(Québec) Le Québec pourra ajouter une flèche au carquois de ses compétences au sein de la Confédération canadienne : la Cour suprême vient de conclure qu’il a le droit d’interdire à ses citoyens de cultiver des plants de cannabis à la maison, comme il le fait déjà.

Le Québécois Janick Murray-Hall avait saisi le plus haut tribunal du pays. Selon lui, la décision de Québec d’interdire la culture de quelques plants de cannabis à la maison, comme le permettent Ottawa et la grande majorité des provinces canadiennes, était inconstitutionnelle.

« L’approche fédérale dite plus “permissive” et l’approche québécoise dite plus “restrictive” peuvent coexister sur le plan juridique au sein de la fédération canadienne », tranche le juge en chef Richard Wagner, dans une décision unanime rendue vendredi matin.

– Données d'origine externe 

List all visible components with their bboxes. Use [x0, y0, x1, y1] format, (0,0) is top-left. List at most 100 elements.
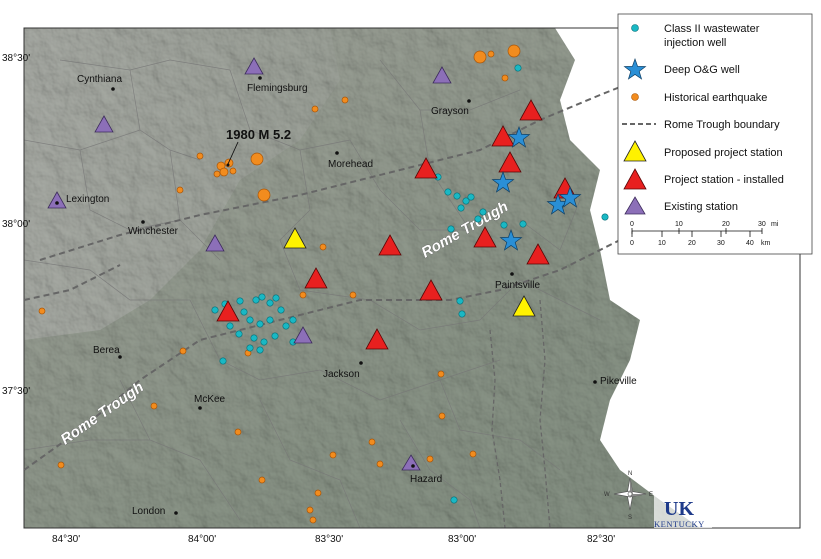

Ce jugement a refroidi de nombreux militants en faveur d’une approche plus permissive du Québec en matière de cannabis.

« Je suis déçu. Ça confirme que le Québec reste la province la plus restrictive en matière de cannabis. Je trouve qu’on fait assez rétrograde comme société. Le reste du Canada semble plus progressiste », a dit en entrevue le fondateur du Bloc Pot, Marc-Boris Saint-Maurice.

La Presse a sollicité un commentaire auprès du cabinet du ministre de la Justice, qui nous a dirigé vers un message publié par Simon Jolin-Barrette sur Twitter.

La Loi encadrant le cannabis vise à protéger la santé et la sécurité des Québécois, en particulier celles de nos jeunes. Nous sommes satisfaits du jugement de la Cour suprême confirmant la pleine capacité d’agir du Québec en la matière. Le Québec défendra toujours ses compétences.

Simon Jolin-Barrette, ministre québécois de la Justice, sur Twitter

La Corporation des propriétaires immobiliers du Québec (CORPIQ) a aussi salué le jugement, qui aura « un impact majeur pour la préservation du parc locatif ». La CORPIQ dit notamment craindre « l’humidité qui génère possiblement de l’insalubrité dans les logements ».

Le Québec est dans son droit

Rappelons qu’en 2018, Ottawa a adopté la Loi sur le cannabis, qui décriminalise l’usage récréatif du cannabis et permet la culture d’au plus quatre plants à la maison, pour un usage récréatif.

Le gouvernement du Québec, tout comme celui du Manitoba, a alors décidé d’interdire carrément la culture de plants à domicile. Les Québécois n’ont donc pas le droit de faire pousser du pot chez eux, contrairement par exemple à leurs voisins ontariens, qui ont le droit de cultiver jusqu’à quatre plants par adresse.

M. Murray-Hall faisait valoir que le Québec se mêlait d’une compétence fédérale, soit de droit criminel. La Cour supérieure lui a d’abord donné raison, puis la Cour d’appel a tranché en faveur de Québec.

La Cour suprême donne finalement raison à Québec. L’interdiction de la culture à domicile ne relève pas du droit criminel. Elle contribue « à assurer l’efficacité du monopole étatique et ainsi à protéger la santé et la sécurité du public ».

Or, la santé est une compétence partagée, note la Cour suprême, et Québec est dans son droit.

Le plus haut tribunal du pays rappelle qu’Ottawa visait avant tout, avec sa loi de 2018, à lutter contre le crime organisé. Or, l’approche « restrictive » de Québec – avec son monopole étatique, l’interdiction d’acheter du cannabis avant 21 ans ou encore l’interdiction de la culture à domicile – n’est pas en contradiction avec l’objectif fédéral de lutte contre le crime organisé.

« Les objectifs de santé et de sécurité publiques poursuivis par la loi provinciale et ses interdictions sont, dans une large mesure, en harmonie avec les objectifs visés par la loi fédérale, et il n’y a pas lieu de conclure à l’existence d’un conflit », peut-on lire dans le jugement.

L’avocat de Janick Murray-Hall s’est dit déçu de la décision, mais constate que c’est la fin d’un long processus judiciaire.

« C’est une décision finale, du plus haut tribunal au pays, note MMaxime Guérin. Alors on s’en remet bien entendu à la Cour suprême. Maintenant, ceux qui veulent changer la loi québécoise devront s’en remettre à une lutte politique, du bon vieux militantisme. »

Les Québécois pris avec des plants de cannabis à la maison sont passibles d’amendes de 250 $ à 750 $, selon la loi.